Migration strategies

Anne Kilmer viceroy at gate.net
Tue Jan 16 09:22:34 EST 2001


>
> I agree with Phil Schappert's definition. I think uni-directional movement,
> without a return trip, can be migration if it fits the definition. However,
> in that case the interesting evolutionary question arises: If migration
> occurs in only one direction, it is 100% fatal as far as the remaining
> portion of the population that did not migrate is concerned. So why would
> the trait of migration remain within the population?
>
 
because you never know ... it just might work. (remember that wonderful
imaginary oasis at the center of Antarctica, where there are songbirds
and flowers.) And besides, there's no point everybody staying in Palm
Beach County and fighting over the limited supply of milkweed.
 
The folks who study migration do not have all the answers. There are
very few of us out there watching the butterflies fly over.
I do not know whether the two cloudless sulphurs a day I see flying
eastwards through my back yard are the same two, who go home by another
path, or whether there is a continual supply of them.
When we see great swarms of butterflies all flying in the same
direction, we can feel fairly sure that this is migration rather than
dispersal.
Sometimes it makes no sense at all. Why do the whites fly *south* in the
springtime in Florida? Or do we see them drifting this way and that way,
and merely define their movement as southish.
Doubtless they've been tagged and studied and somebody knows all about
them. The
Maybe it all goes back to Pangaea, and their drift searches for another
continent, where things are better for butterflies.
 
The big-picture ecologists can probably work out elaborate dance
movements, according to the sprouting and blooming of host plants, the
changes in the weather, stuff like that. But the way we've gummed things
up, provided highways where the butterflies and birds can cross
mountains and their populations can mingle, created water sources in the
desert and so forth, changes are happening at an exponential rate.

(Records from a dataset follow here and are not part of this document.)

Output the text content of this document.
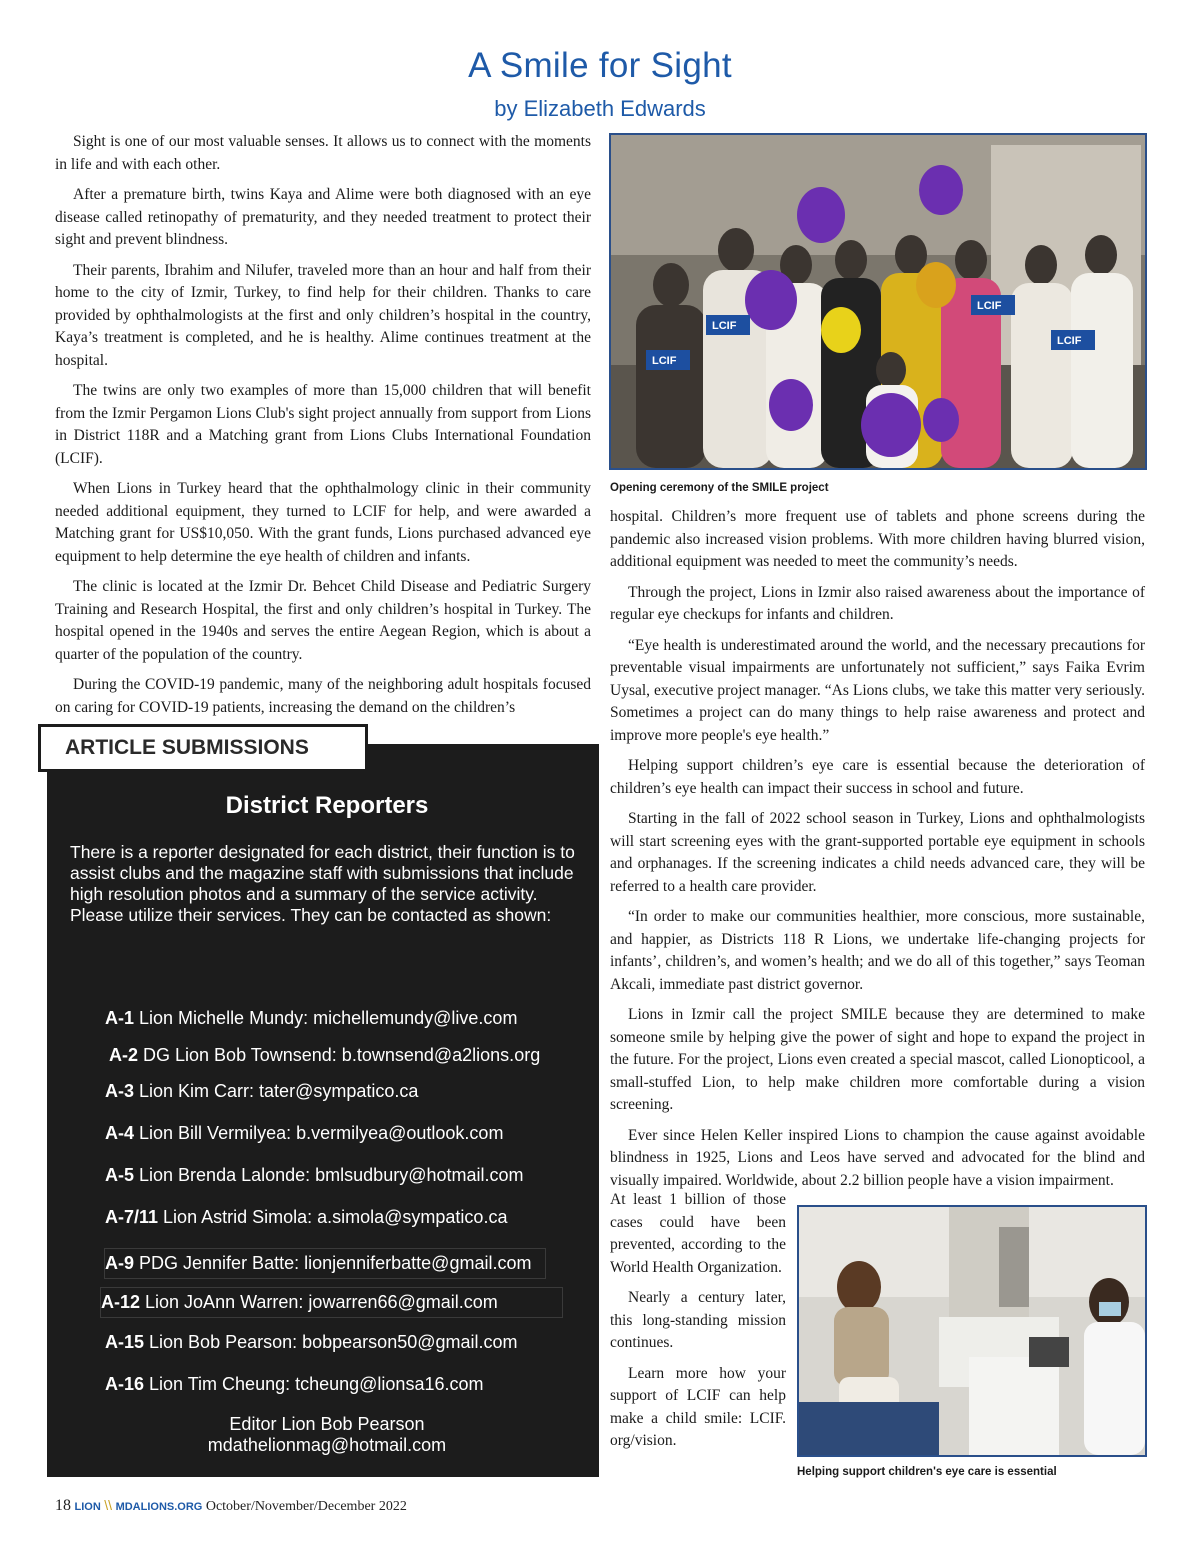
A Smile for Sight
by Elizabeth Edwards

Sight is one of our most valuable senses. It allows us to connect with the moments in life and with each other.

After a premature birth, twins Kaya and Alime were both diagnosed with an eye disease called retinopathy of prematurity, and they needed treatment to protect their sight and prevent blindness.

Their parents, Ibrahim and Nilufer, traveled more than an hour and half from their home to the city of Izmir, Turkey, to find help for their children. Thanks to care provided by ophthalmologists at the first and only children’s hospital in the country, Kaya’s treatment is completed, and he is healthy. Alime continues treatment at the hospital.

The twins are only two examples of more than 15,000 children that will benefit from the Izmir Pergamon Lions Club's sight project annually from support from Lions in District 118R and a Matching grant from Lions Clubs International Foundation (LCIF).

When Lions in Turkey heard that the ophthalmology clinic in their community needed additional equipment, they turned to LCIF for help, and were awarded a Matching grant for US$10,050. With the grant funds, Lions purchased advanced eye equipment to help determine the eye health of children and infants.

The clinic is located at the Izmir Dr. Behcet Child Disease and Pediatric Surgery Training and Research Hospital, the first and only children’s hospital in Turkey. The hospital opened in the 1940s and serves the entire Aegean Region, which is about a quarter of the population of the country.

During the COVID-19 pandemic, many of the neighboring adult hospitals focused on caring for COVID-19 patients, increasing the demand on the children’s

LCIF
LCIF
LCIF
LCIF
Opening ceremony of the SMILE project

hospital. Children’s more frequent use of tablets and phone screens during the pandemic also increased vision problems. With more children having blurred vision, additional equipment was needed to meet the community’s needs.

Through the project, Lions in Izmir also raised awareness about the importance of regular eye checkups for infants and children.

“Eye health is underestimated around the world, and the necessary precautions for preventable visual impairments are unfortunately not sufficient,” says Faika Evrim Uysal, executive project manager. “As Lions clubs, we take this matter very seriously. Sometimes a project can do many things to help raise awareness and protect and improve more people's eye health.”

Helping support children’s eye care is essential because the deterioration of children’s eye health can impact their success in school and future.

Starting in the fall of 2022 school season in Turkey, Lions and ophthalmologists will start screening eyes with the grant-supported portable eye equipment in schools and orphanages. If the screening indicates a child needs advanced care, they will be referred to a health care provider.

“In order to make our communities healthier, more conscious, more sustainable, and happier, as Districts 118 R Lions, we undertake life-changing projects for infants’, children’s, and women’s health; and we do all of this together,” says Teoman Akcali, immediate past district governor.

Lions in Izmir call the project SMILE because they are determined to make someone smile by helping give the power of sight and hope to expand the project in the future. For the project, Lions even created a special mascot, called Lionopticool, a small-stuffed Lion, to help make children more comfortable during a vision screening.

Ever since Helen Keller inspired Lions to champion the cause against avoidable blindness in 1925, Lions and Leos have served and advocated for the blind and visually impaired. Worldwide, about 2.2 billion people have a vision impairment.

At least 1 billion of those cases could have been prevented, according to the World Health Organization.

Nearly a century later, this long-standing mission continues.

Learn more how your support of LCIF can help make a child smile: LCIF. org/vision.

Helping support children's eye care is essential
District Reporters
There is a reporter designated for each district, their function is to assist clubs and the magazine staff with submissions that include high resolution photos and a summary of the service activity. Please utilize their services. They can be contacted as shown:
A-1 Lion Michelle Mundy: michellemundy@live.com
A-2 DG Lion Bob Townsend: b.townsend@a2lions.org
A-3 Lion Kim Carr: tater@sympatico.ca
A-4 Lion Bill Vermilyea: b.vermilyea@outlook.com
A-5 Lion Brenda Lalonde: bmlsudbury@hotmail.com
A-7/11 Lion Astrid Simola: a.simola@sympatico.ca
A-9 PDG Jennifer Batte: lionjenniferbatte@gmail.com
A-12 Lion JoAnn Warren: jowarren66@gmail.com
A-15 Lion Bob Pearson: bobpearson50@gmail.com
A-16 Lion Tim Cheung: tcheung@lionsa16.com
Editor Lion Bob Pearson
mdathelionmag@hotmail.com
ARTICLE SUBMISSIONS
18 LION \\ MDALIONS.ORG October/November/December 2022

Meanwhile, Mother Nature is not idle.
I suspect dispersal is a better word than migration for what most
butterflies do. I imagine southbound flocks of sulphurs and whites would
be a bonanza for southbound waves of migratory birds, and that it works
better to sort of sneak home through the shrubbery, unless you are
spectacularly toxic.
And I've seen a couple of those cloudless sulphurs downtown (perhaps
left from the Butterfly Ballot) but none in my yard yet this spring.